Audience Générale du pape François – 22 mars 2023

Dans son audience générale aujourd’hui le pape François met à l’école de l’Exhortation apostolique Evangelii Nuntiandi de saint Paul VI, charte fondamentale de l’évangélisation dans le monde contemporain. Si l’évangélisation suppose la foi professée, c’est-à-dire l’adhésion manifeste à Dieu, Père, Fils et Saint-Esprit, qui par amour nous a créés et rachetés, elle est avant tout un témoignage de la rencontre personnelle avec Jésus Christ, le Verbe incarné par lequel s’accomplit le salut. Le témoignage est donc indissociable de la cohérence entre ce que l’on croit et ce que l’on proclame.

Voici le texte intégral:

Chers frères et sœurs, bonjour !

Aujourd’hui, nous nous mettons à l’écoute de la « Magna Carta » la Charte fondamentale de l’évangélisation dans le monde contemporain : l’Exhortation apostolique Evangelii Nuntiandi de saint Paul VI (EN, 8 décembre 1975). Ce texte est d’actualité, il a été écrit en 1975, mais c’est comme s’il avait été écrit hier. L’évangélisation est plus qu’une simple transmission doctrinale et morale. Elle est avant tout témoignage : on ne peut pas évangéliser sans témoignage ; le témoignage de la rencontre personnelle avec Jésus-Christ, Verbe Incarné en qui le salut s’est accompli. Un témoignage indispensable parce que, avant tout, le monde a besoin « d’évangélisateurs qui lui parlent d’un Dieu qu’ils connaissent et qui leur est familier » (EN, 76) Ce n’est pas transmettre une idéologie ou une « doctrine » sur Dieu, non. C’est transmettre Dieu qui se fait vie en moi : c’est cela le témoignage ; et aussi parce que « l’homme contemporain écoute plus volontiers les témoins que les maîtres, […] ou s’il écoute les maîtres, c’est parce qu’ils sont des témoins » (ibid., 41). Le témoignage du Christ est donc en même temps le premier moyen d’évangélisation (cf. ibid.) et la condition essentielle de son efficacité (cf. ibid., 76), pour que l’annonce de l’Évangile soit féconde. Être témoins.

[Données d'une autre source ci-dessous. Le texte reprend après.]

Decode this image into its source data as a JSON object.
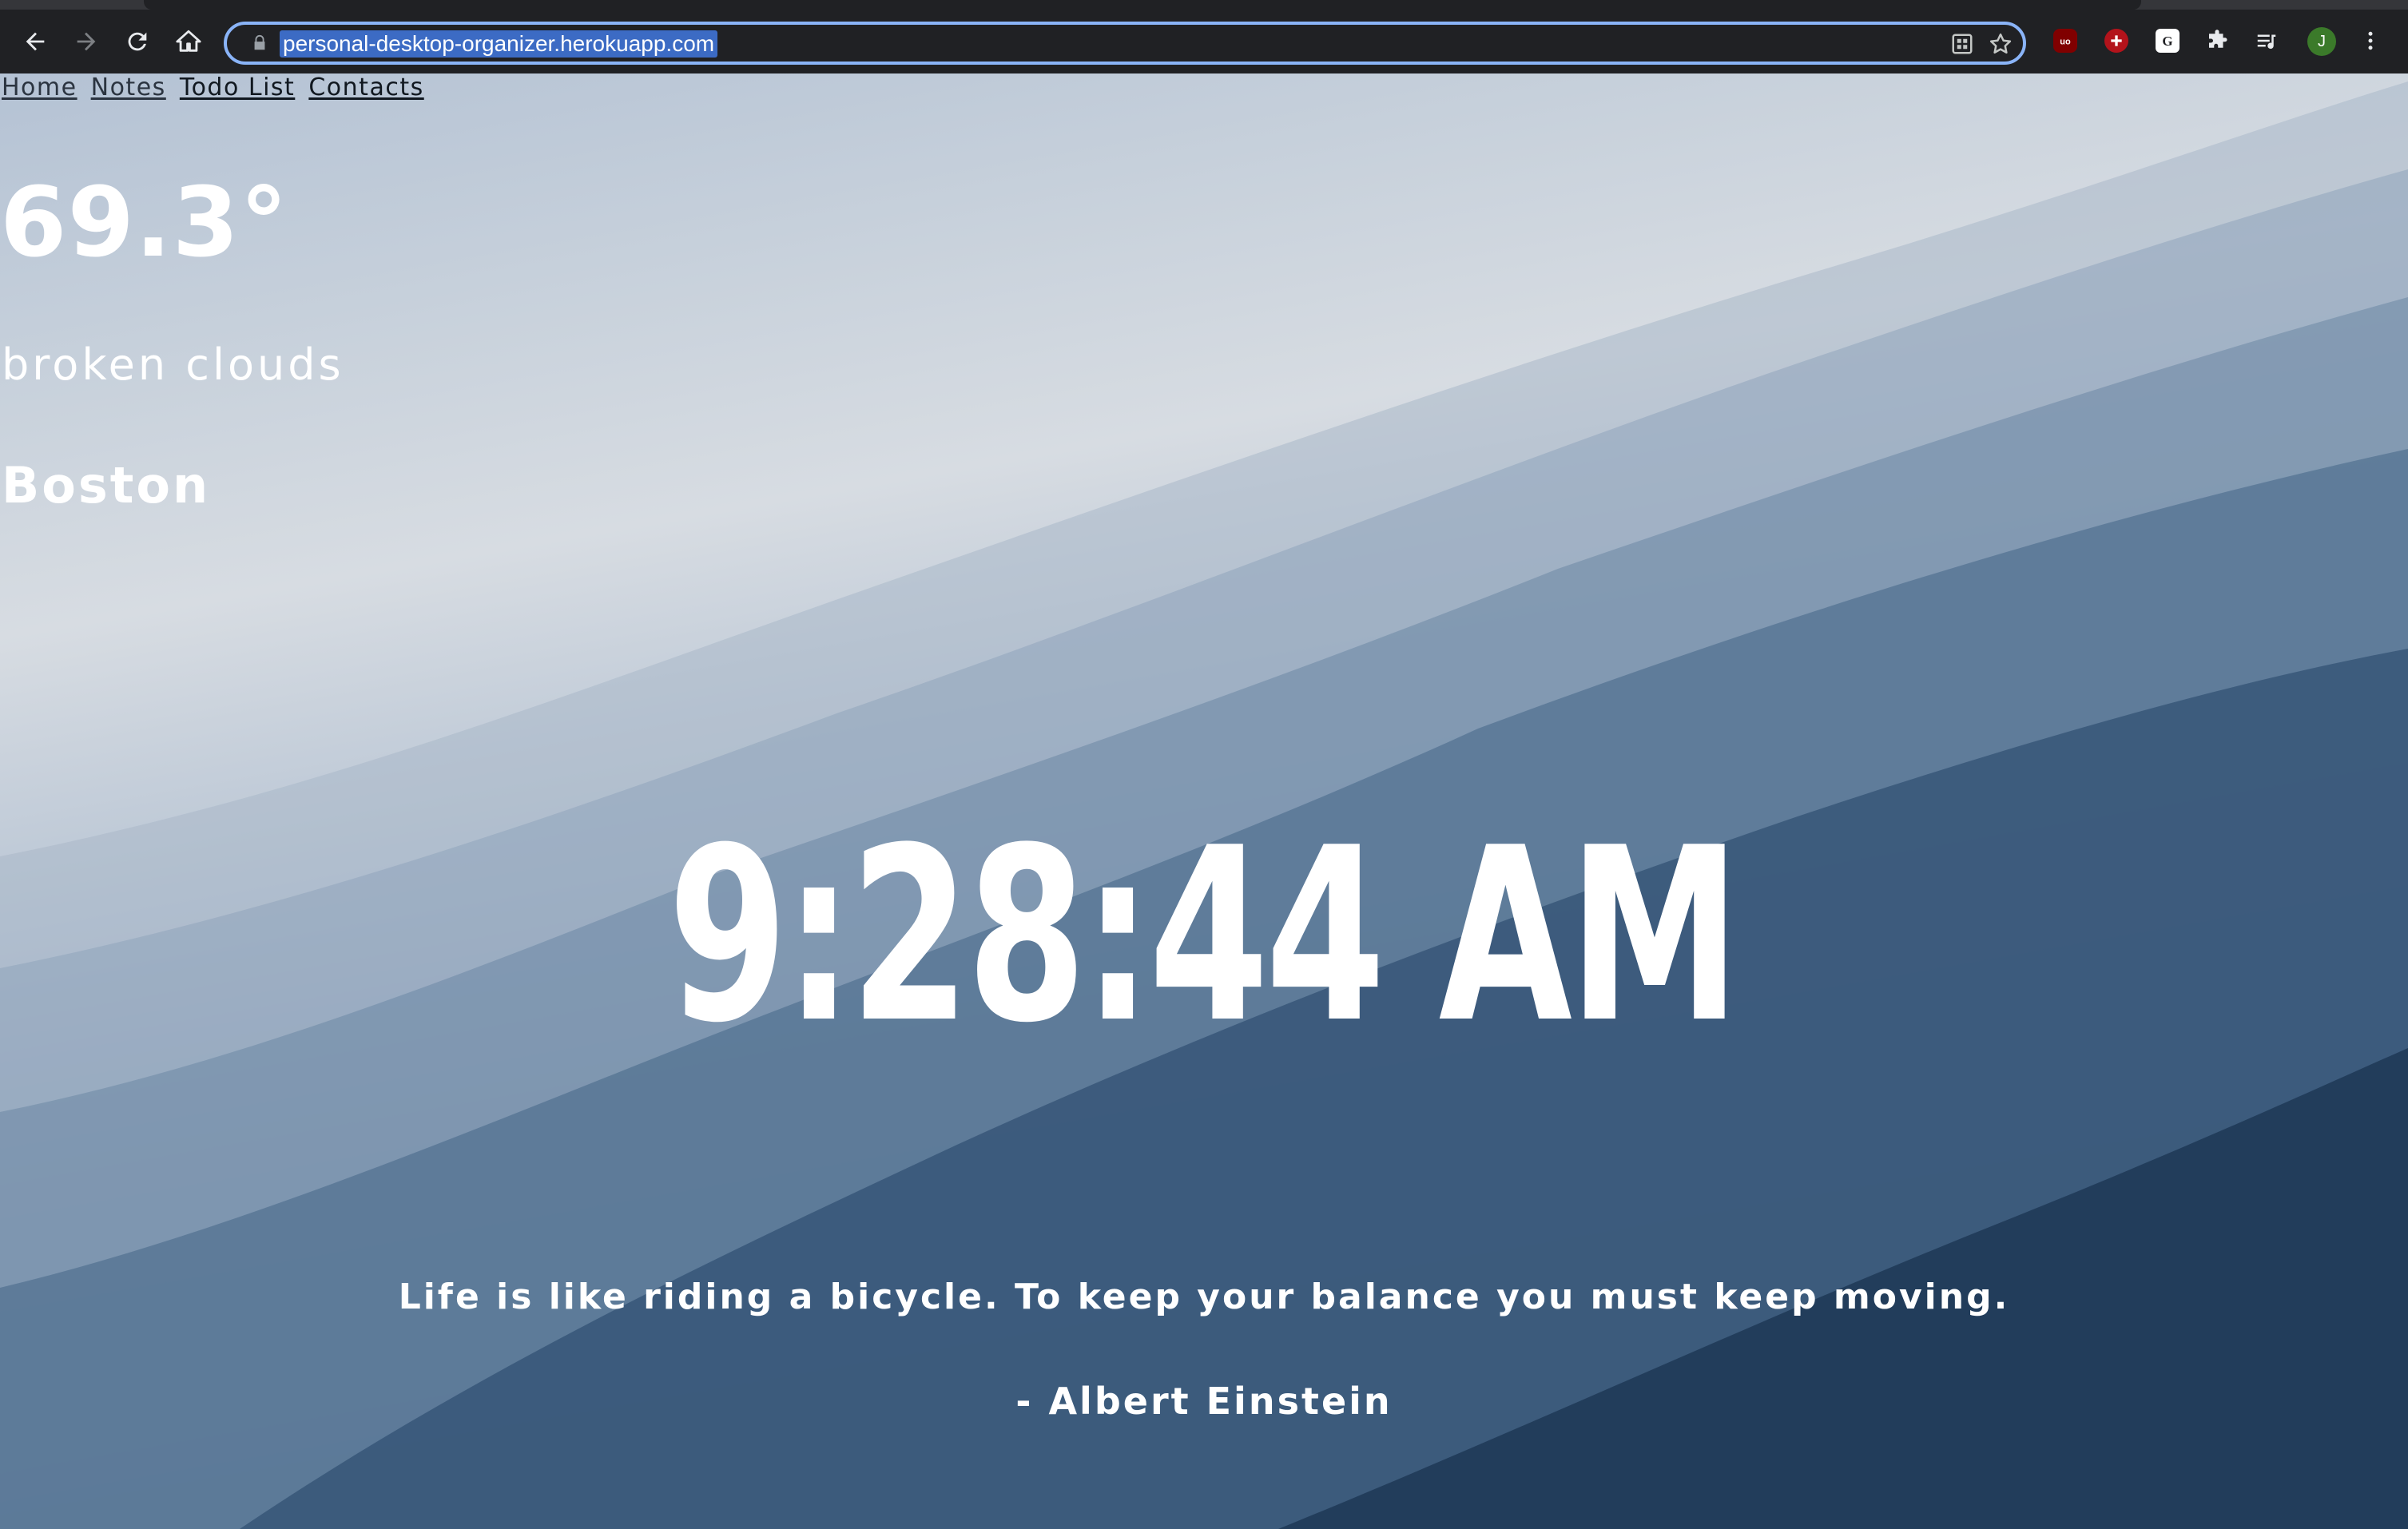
{
  "browser": {
    "url": "personal-desktop-organizer.herokuapp.com",
    "profile_initial": "J"
  },
  "nav": {
    "home": "Home",
    "notes": "Notes",
    "todo": "Todo List",
    "contacts": "Contacts"
  },
  "weather": {
    "temperature": "69.3°",
    "description": "broken clouds",
    "city": "Boston"
  },
  "clock": {
    "time": "9:28:44 AM"
  },
  "quote": {
    "text": "Life is like riding a bicycle. To keep your balance you must keep moving.",
    "author": "- Albert Einstein"
  },
  "icons": {
    "back": "arrow-left-icon",
    "forward": "arrow-right-icon",
    "reload": "reload-icon",
    "home": "home-icon",
    "lock": "lock-icon",
    "install": "install-app-icon",
    "bookmark": "star-icon",
    "ublock": "ublock-icon",
    "ext_red": "red-cross-extension-icon",
    "grammarly": "g-extension-icon",
    "extensions": "puzzle-icon",
    "reading_list": "reading-list-icon",
    "menu": "kebab-menu-icon"
  },
  "colors": {
    "chrome_bg": "#202124",
    "omnibox_border": "#8ab4f8",
    "url_highlight": "#3c6bc4",
    "avatar": "#3b7a2a",
    "text_on_page": "#ffffff"
  }
}
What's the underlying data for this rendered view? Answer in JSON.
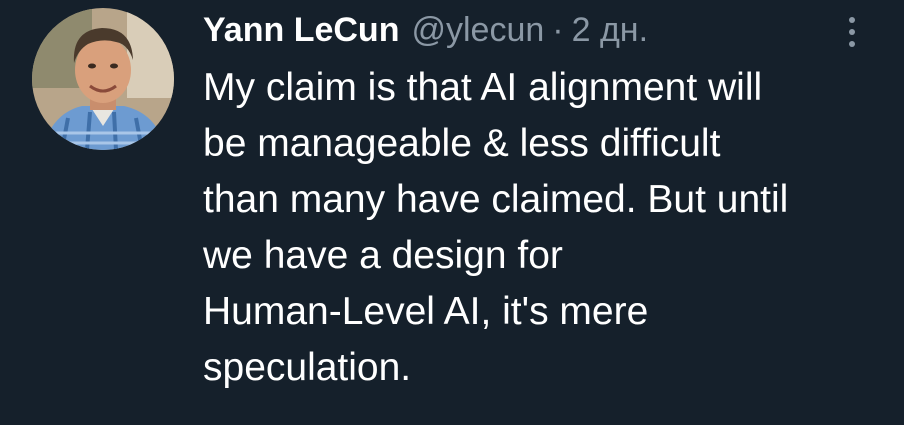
{
  "tweet": {
    "author": {
      "name": "Yann LeCun",
      "handle": "@ylecun",
      "avatar_icon": "profile-photo"
    },
    "separator": "·",
    "timestamp": "2 дн.",
    "more_icon": "more-vertical-icon",
    "text_lines": [
      "My claim is that AI alignment will",
      "be manageable & less difficult",
      "than many have claimed. But until",
      "we have a design for",
      "Human-Level AI, it's mere",
      "speculation."
    ]
  },
  "colors": {
    "background": "#15202b",
    "primary_text": "#ffffff",
    "secondary_text": "#8b98a5"
  }
}
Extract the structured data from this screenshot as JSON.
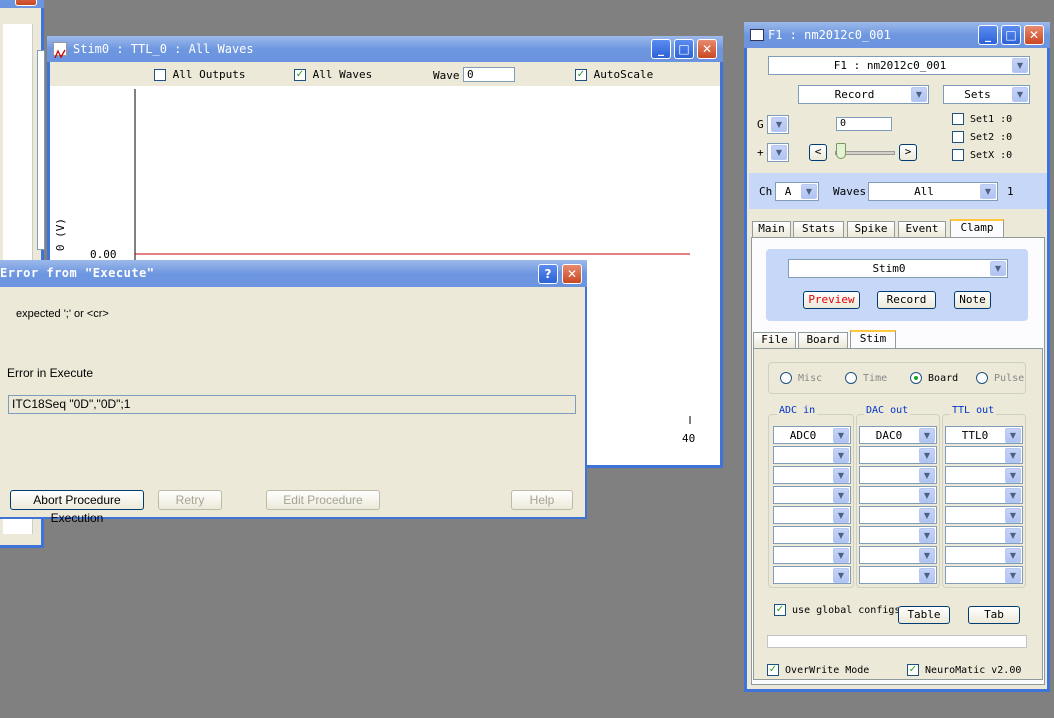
{
  "left_window": {
    "close_symbol": "✕"
  },
  "stim_window": {
    "title": "Stim0 : TTL_0 : All Waves",
    "min_symbol": "_",
    "max_symbol": "□",
    "close_symbol": "✕",
    "all_outputs_label": "All Outputs",
    "all_outputs_checked": false,
    "all_waves_label": "All Waves",
    "all_waves_checked": true,
    "wave_label": "Wave",
    "wave_value": "0",
    "autoscale_label": "AutoScale",
    "autoscale_checked": true,
    "y_axis_label": "0 (V)",
    "y_tick": "0.00",
    "x_tick_end": "40"
  },
  "chart_data": {
    "type": "line",
    "series": [
      {
        "x": [
          0,
          40
        ],
        "y": [
          0,
          0
        ],
        "color": "#cc0000"
      }
    ],
    "xlim": [
      0,
      40
    ],
    "y_ticks": [
      "0.00"
    ],
    "x_ticks": [
      "40"
    ]
  },
  "error_dialog": {
    "title": "Error from \"Execute\"",
    "help_symbol": "?",
    "close_symbol": "✕",
    "message": "expected ';' or <cr>",
    "error_label": "Error in Execute",
    "command_text": "ITC18Seq \"0D\",\"0D\";1",
    "abort_label": "Abort Procedure Execution",
    "retry_label": "Retry",
    "edit_label": "Edit Procedure",
    "help_label": "Help"
  },
  "nm_panel": {
    "title": "F1 : nm2012c0_001",
    "folder_select": "F1 : nm2012c0_001",
    "mode_select": "Record",
    "sets_select": "Sets",
    "g_label": "G",
    "plus_label": "+",
    "wave_num": "0",
    "set1_label": "Set1 :0",
    "set2_label": "Set2 :0",
    "setx_label": "SetX :0",
    "prev_symbol": "<",
    "next_symbol": ">",
    "ch_label": "Ch",
    "ch_value": "A",
    "waves_label": "Waves",
    "waves_value": "All",
    "waves_count": "1",
    "tabs": [
      "Main",
      "Stats",
      "Spike",
      "Event",
      "Clamp"
    ],
    "active_tab": "Clamp",
    "stim_select": "Stim0",
    "preview_label": "Preview",
    "record_label": "Record",
    "note_label": "Note",
    "subtabs": [
      "File",
      "Board",
      "Stim"
    ],
    "active_subtab": "Stim",
    "radios": [
      "Misc",
      "Time",
      "Board",
      "Pulse"
    ],
    "selected_radio": "Board",
    "adc_header": "ADC in",
    "dac_header": "DAC out",
    "ttl_header": "TTL out",
    "adc_values": [
      "ADC0",
      "",
      "",
      "",
      "",
      "",
      "",
      ""
    ],
    "dac_values": [
      "DAC0",
      "",
      "",
      "",
      "",
      "",
      "",
      ""
    ],
    "ttl_values": [
      "TTL0",
      "",
      "",
      "",
      "",
      "",
      "",
      ""
    ],
    "use_global_label": "use global configs",
    "use_global_checked": true,
    "table_label": "Table",
    "tab_label": "Tab",
    "overwrite_label": "OverWrite Mode",
    "overwrite_checked": true,
    "version_label": "NeuroMatic v2.00",
    "version_checked": true,
    "check_symbol": "✓"
  },
  "colors": {
    "titlebar": "#6e97e0",
    "panel_blue": "#c6d7f7",
    "preview_red": "#e00000",
    "header_blue": "#0033cc",
    "plot_line": "#cc0000"
  }
}
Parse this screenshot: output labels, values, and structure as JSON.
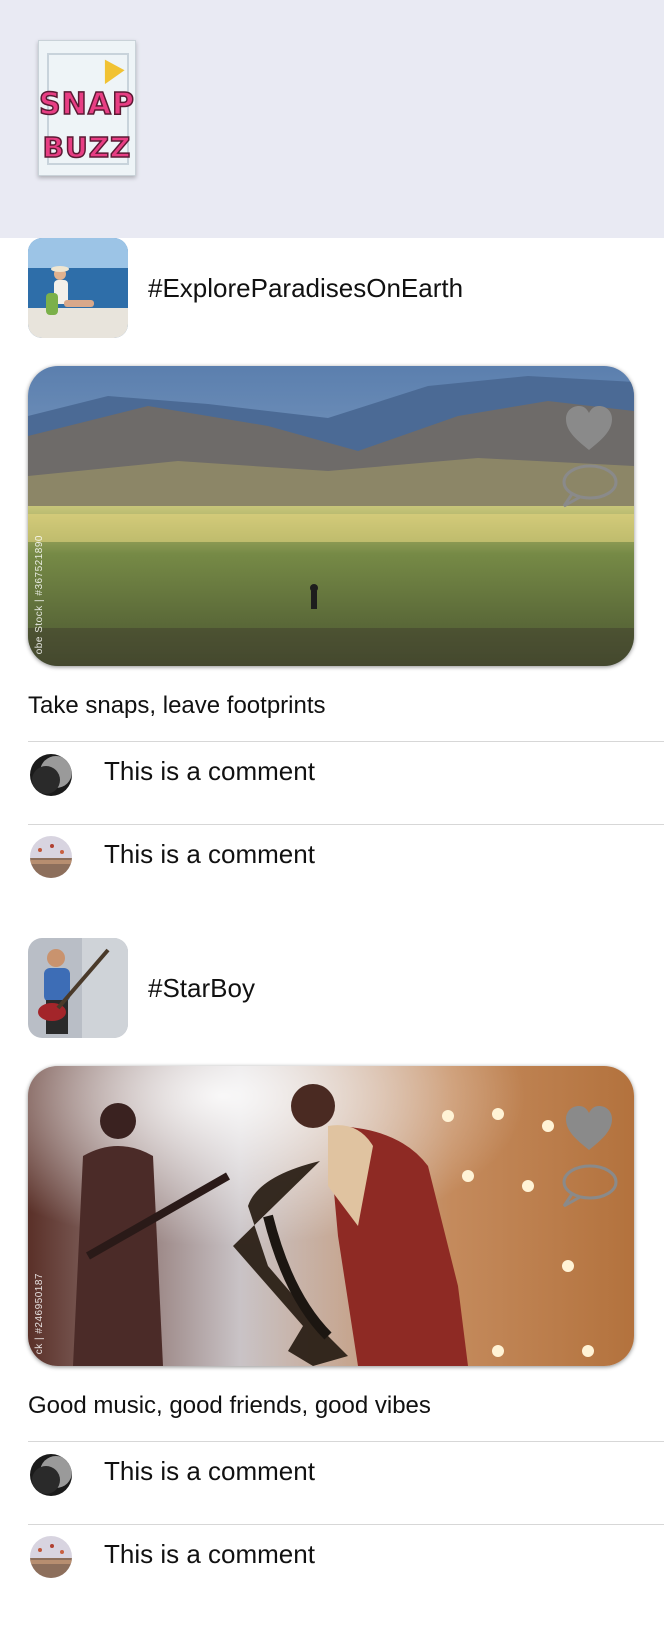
{
  "app": {
    "logo_line1": "SNAP",
    "logo_line2": "BUZZ",
    "header_bg": "#e9eaf3"
  },
  "posts": [
    {
      "hashtag": "#ExploreParadisesOnEarth",
      "avatar_icon": "traveler-photo",
      "photo_credit": "obe Stock | #367521890",
      "caption": "Take snaps, leave footprints",
      "comments": [
        {
          "text": "This is a comment",
          "avatar_icon": "moon-photo"
        },
        {
          "text": "This is a comment",
          "avatar_icon": "hot-air-balloons-photo"
        }
      ]
    },
    {
      "hashtag": "#StarBoy",
      "avatar_icon": "boy-guitar-photo",
      "photo_credit": "ck | #246950187",
      "caption": "Good music, good friends, good vibes",
      "comments": [
        {
          "text": "This is a comment",
          "avatar_icon": "moon-photo"
        },
        {
          "text": "This is a comment",
          "avatar_icon": "hot-air-balloons-photo"
        }
      ]
    }
  ],
  "icons": {
    "like": "heart-icon",
    "comment": "speech-bubble-icon"
  },
  "colors": {
    "icon_gray": "#8a8a8a",
    "divider": "#d7d7d7"
  }
}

Il est nécessaire de rappeler que le témoignage comprend aussi la foi professée, c’est-à-dire l’adhésion convaincue et manifeste à Dieu le Père, le Fils et le Saint-Esprit, qui par amour nous a créés, nous a rachetés. Une foi qui nous transforme, qui transforme nos relations, les critères et les valeurs qui déterminent nos choix. Le témoignage est donc indissociable de la cohérence entre ce que l’on croit et ce que l’on annonce et ce que l’on vit. On n’est pas crédible seulement en énonçant une doctrine ou une idéologie, non. Une personne est crédible s’il y a harmonie entre ce qu’elle croit et ce qu’elle vit. Tant de chrétiens disent seulement qu’ils croient, mais vivent autre chose, comme s’ils ne croyaient pas. C’est de l’hypocrisie. Le contraire du témoignage, c’est l’hypocrisie. Combien de fois avons-nous entendu  » ah, celui-là qui va à la messe tous les dimanches, et ensuite il vit ainsi, ainsi, ainsi, ainsi » : c’est vrai, c’est le contre-témoignage.

Chacun de nous est appelé à répondre à trois questions fondamentales, ainsi formulées par Paul VI : « Croyez-vous vraiment à ce que vous annoncez ? Vivez-vous ce que vous croyez ? Prêchez-vous vraiment ce que vous vivez ? » (cf. ibid.). Y a-t-il une harmonie : croyez-vous ce que vous annoncez ? Vivez-vous ce que vous croyez ? Annoncez-vous ce que vous vivez ? Nous ne pouvons pas nous contenter de réponses faciles et toutes faites. Nous sommes appelés à prendre le risque, même déstabilisant, de chercher, en faisant pleinement confiance à l’action de l’Esprit Saint qui agit en chacun de nous, nous poussant toujours à aller au-delà : au-delà de nos frontières, au-delà de nos barrières, au-delà de nos limites, quelles qu’elles soient.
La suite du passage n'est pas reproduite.